No Táxi do Jack était l’une des très belles surprises l’an passé à la Berlinale. La Portugaise Susana Nobre raconte l’histoire de Joaquim, un homme haut en couleur qui approche de la retraite au Portugal mais qui a roulé sa bosse outre-Atlantique dans les années 70. Nobre réalise un portrait à la fois documentaire et romanesque et qui, avec finesse et empathie, évite le pittoresque. No Táxi do Jack fait partie d’un focus dédié au cinéma portugais cette semaine au Festival de La Rochelle. Susana Nobre est notre invitée.
Quel a été le point de départ de No Táxi do Jack ?

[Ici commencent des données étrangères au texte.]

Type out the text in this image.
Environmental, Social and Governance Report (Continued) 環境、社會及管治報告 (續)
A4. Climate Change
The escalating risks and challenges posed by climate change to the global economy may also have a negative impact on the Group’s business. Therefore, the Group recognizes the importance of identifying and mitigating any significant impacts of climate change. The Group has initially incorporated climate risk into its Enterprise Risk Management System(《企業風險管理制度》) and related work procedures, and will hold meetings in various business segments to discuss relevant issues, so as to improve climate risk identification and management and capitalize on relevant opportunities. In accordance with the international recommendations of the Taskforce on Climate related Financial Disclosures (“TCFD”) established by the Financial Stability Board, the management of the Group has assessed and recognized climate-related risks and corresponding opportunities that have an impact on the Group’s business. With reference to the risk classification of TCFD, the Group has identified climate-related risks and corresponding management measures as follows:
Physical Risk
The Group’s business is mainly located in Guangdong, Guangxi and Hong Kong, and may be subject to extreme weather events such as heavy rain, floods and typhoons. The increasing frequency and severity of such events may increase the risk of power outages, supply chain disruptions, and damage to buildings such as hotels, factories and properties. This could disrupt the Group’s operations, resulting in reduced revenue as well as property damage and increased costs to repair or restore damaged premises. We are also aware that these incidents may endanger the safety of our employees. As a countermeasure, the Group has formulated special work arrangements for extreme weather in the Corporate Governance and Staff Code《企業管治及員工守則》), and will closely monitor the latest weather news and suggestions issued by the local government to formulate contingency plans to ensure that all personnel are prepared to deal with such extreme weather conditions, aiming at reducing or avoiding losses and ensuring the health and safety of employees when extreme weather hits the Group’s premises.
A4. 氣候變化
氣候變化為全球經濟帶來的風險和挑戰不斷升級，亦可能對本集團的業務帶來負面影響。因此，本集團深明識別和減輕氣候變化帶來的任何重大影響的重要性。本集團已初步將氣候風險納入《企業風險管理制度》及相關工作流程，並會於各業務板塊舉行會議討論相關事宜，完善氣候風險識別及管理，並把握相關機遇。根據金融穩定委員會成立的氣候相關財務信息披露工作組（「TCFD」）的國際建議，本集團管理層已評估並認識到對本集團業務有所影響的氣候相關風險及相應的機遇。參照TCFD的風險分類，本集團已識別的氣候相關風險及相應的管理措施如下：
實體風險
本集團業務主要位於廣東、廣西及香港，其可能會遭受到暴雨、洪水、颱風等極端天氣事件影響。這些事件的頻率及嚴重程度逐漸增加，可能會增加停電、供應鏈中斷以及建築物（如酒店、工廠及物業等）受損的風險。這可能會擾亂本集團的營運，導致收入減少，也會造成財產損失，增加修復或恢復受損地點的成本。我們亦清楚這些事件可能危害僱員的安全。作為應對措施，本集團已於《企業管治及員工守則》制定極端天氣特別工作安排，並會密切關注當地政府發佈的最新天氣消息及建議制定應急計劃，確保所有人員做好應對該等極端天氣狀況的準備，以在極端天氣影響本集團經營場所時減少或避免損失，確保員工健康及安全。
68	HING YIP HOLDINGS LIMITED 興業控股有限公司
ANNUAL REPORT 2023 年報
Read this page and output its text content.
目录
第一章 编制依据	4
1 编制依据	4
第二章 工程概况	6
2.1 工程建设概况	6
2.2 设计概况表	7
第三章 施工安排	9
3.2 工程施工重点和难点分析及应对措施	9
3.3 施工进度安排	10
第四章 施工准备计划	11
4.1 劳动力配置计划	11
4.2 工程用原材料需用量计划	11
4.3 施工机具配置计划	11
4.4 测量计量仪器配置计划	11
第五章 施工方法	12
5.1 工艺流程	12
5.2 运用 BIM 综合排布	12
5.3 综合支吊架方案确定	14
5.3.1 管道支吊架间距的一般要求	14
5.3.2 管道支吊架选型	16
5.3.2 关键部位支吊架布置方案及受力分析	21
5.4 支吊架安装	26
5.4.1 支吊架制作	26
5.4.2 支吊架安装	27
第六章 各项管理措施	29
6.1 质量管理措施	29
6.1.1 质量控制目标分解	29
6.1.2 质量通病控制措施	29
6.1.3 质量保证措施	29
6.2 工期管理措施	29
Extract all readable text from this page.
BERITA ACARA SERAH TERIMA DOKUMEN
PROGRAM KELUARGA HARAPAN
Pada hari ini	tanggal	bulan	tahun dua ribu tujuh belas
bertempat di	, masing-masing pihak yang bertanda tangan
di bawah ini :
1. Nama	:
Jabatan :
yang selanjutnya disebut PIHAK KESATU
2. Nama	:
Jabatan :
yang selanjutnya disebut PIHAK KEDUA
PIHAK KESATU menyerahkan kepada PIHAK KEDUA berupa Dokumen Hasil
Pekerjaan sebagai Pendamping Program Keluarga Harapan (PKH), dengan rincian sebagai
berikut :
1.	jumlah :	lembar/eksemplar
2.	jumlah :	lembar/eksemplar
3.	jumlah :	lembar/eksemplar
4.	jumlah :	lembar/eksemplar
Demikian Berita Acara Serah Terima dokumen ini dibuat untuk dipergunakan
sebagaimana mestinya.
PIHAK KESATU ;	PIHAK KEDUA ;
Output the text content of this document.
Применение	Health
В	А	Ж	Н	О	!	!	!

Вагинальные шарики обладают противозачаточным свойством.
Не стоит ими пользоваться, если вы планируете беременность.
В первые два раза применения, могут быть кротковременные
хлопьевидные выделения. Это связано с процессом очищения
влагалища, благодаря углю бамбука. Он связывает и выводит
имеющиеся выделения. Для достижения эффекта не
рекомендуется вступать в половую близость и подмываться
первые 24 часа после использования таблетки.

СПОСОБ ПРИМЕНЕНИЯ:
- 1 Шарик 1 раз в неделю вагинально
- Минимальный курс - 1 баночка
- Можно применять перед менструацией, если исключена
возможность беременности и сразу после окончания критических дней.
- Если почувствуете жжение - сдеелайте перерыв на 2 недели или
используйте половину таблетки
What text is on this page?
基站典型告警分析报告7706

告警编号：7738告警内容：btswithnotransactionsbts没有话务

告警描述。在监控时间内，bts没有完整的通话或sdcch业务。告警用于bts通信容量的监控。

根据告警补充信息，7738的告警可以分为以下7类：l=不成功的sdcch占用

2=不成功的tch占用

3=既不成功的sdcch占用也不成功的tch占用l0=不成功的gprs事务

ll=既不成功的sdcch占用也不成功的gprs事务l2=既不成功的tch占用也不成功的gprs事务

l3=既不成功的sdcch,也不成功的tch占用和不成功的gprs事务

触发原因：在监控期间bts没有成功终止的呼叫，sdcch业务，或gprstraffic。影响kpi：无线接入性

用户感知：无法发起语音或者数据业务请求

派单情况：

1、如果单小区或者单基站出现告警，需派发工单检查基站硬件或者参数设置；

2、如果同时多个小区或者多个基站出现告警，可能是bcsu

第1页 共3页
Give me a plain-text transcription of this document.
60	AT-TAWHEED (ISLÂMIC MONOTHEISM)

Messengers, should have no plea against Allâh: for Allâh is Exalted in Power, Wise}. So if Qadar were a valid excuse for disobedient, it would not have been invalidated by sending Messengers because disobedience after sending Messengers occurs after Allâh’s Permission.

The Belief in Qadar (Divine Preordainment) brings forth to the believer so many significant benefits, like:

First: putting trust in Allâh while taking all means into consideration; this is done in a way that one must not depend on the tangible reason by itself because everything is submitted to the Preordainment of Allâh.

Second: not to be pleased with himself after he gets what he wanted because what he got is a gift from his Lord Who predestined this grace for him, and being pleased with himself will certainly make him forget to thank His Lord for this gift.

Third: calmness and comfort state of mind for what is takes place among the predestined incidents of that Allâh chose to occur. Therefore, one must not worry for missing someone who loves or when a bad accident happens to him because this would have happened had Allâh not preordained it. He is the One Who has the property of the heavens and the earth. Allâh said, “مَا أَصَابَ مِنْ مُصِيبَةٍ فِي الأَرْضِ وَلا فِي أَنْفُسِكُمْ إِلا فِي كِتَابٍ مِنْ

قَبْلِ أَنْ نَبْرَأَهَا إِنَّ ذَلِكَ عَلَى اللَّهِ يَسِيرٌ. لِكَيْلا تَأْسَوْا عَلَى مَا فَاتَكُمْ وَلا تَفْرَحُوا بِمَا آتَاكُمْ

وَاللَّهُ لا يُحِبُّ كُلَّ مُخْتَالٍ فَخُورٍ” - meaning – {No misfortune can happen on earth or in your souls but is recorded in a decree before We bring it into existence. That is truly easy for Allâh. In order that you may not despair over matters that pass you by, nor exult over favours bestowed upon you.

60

Notre relation. J’ai rencontré Joaquim quand j’ai travaillé sur un programme d’éducation pour adultes, au moment de la crise économique de 2008 qui a eu un fort impact social. Les histoires qu’il m’a racontées sur sa vie en Amérique, ses origines, sa façon de conduire sa vie… Son esprit d’entreprise touche principalement à l’usage du monde et à l’exercice de la liberté. Et puis il y avait aussi l’envie de faire un film qui relierait la petite ville de Alhandra et l’Amérique.
Joaquim partage ses souvenirs des années 70 et 80, et visuellement, No Táxi do Jack ressemble à un film américain de cette époque. Qu’est-ce que vous souhaitiez transmettre par cette approche formelle ?
Joaquim a importé ce style à son retour d’Amérique; c’était assez courant dans les communautés d’émigrants. C’est quelque chose qu’il garde de ces temps en Amérique, cela le protège d’une certaine image du vieillissement qu’il veut retarder. Pour le film, cela lui donne un semblant d’intemporalité; comme s’il était en orbite à traverser différents temps et espaces en tant qu’observateur, comme quelqu’un qui serait un peu hors de la vie pour mieux la comprendre.
No Táxi do Jack parle du passé mais c’est aussi un film qui parvient à parler du présent. Pouvez-vous nous en dire davantage sur ce paradoxe ?
Oui, je pense que vous avez raison : à travers la voix de Joaquim nous entendons les histoires sur les chutes successives de la bourse de Wall Street, nous réalisons qu’il passait sa vie de crise en crise et comment ces crises ont affecté sa vie – comme nous tous. Sous les pieds de Joaquim, il y a d’immenses morceaux d’histoire qui ne peuvent être séparés avec aujourd’hui. Ce sont les réseaux d’une transmission historique, pour reprendre dans un autre contexte les termes politiques de Mamadou Ba (un activiste politique portugais) sur le racisme.
Qui sont vos cinéastes de prédilection et/ou qui vous inspirent ?
La constellation de films que je peux invoquer pour No Táxi do Jack sont Route One de Robert Kramer, Les Fraises sauvages d’Ingmar Bergman, Alenka de Boris Barnet, Au loin s’en vont les nuages d’Aki Kaurismaki, Non, ou la vaine gloire de commander de Manoel de Oliveira, Belarmino de Fernando Lopes et un peu de Scorsese bien sûr.
Quelle est la dernière fois où vous avez eu l’impression de voir quelque chose de neuf, de découvrir un nouveau talent ?
J’ai beaucoup aimé Senses de Ryusuke Hamaguchi. C’est un film de 2015 mais j’ai vu récemment. Je citerais aussi les films de Martin Rejtman (Magic Gloves, c’est super!), et le cinéma argentin qui en général est très vivant.
Entretien réalisé par Nicolas Bardot le 3 mars 2021. Un grand merci à Gloria Zerbinati.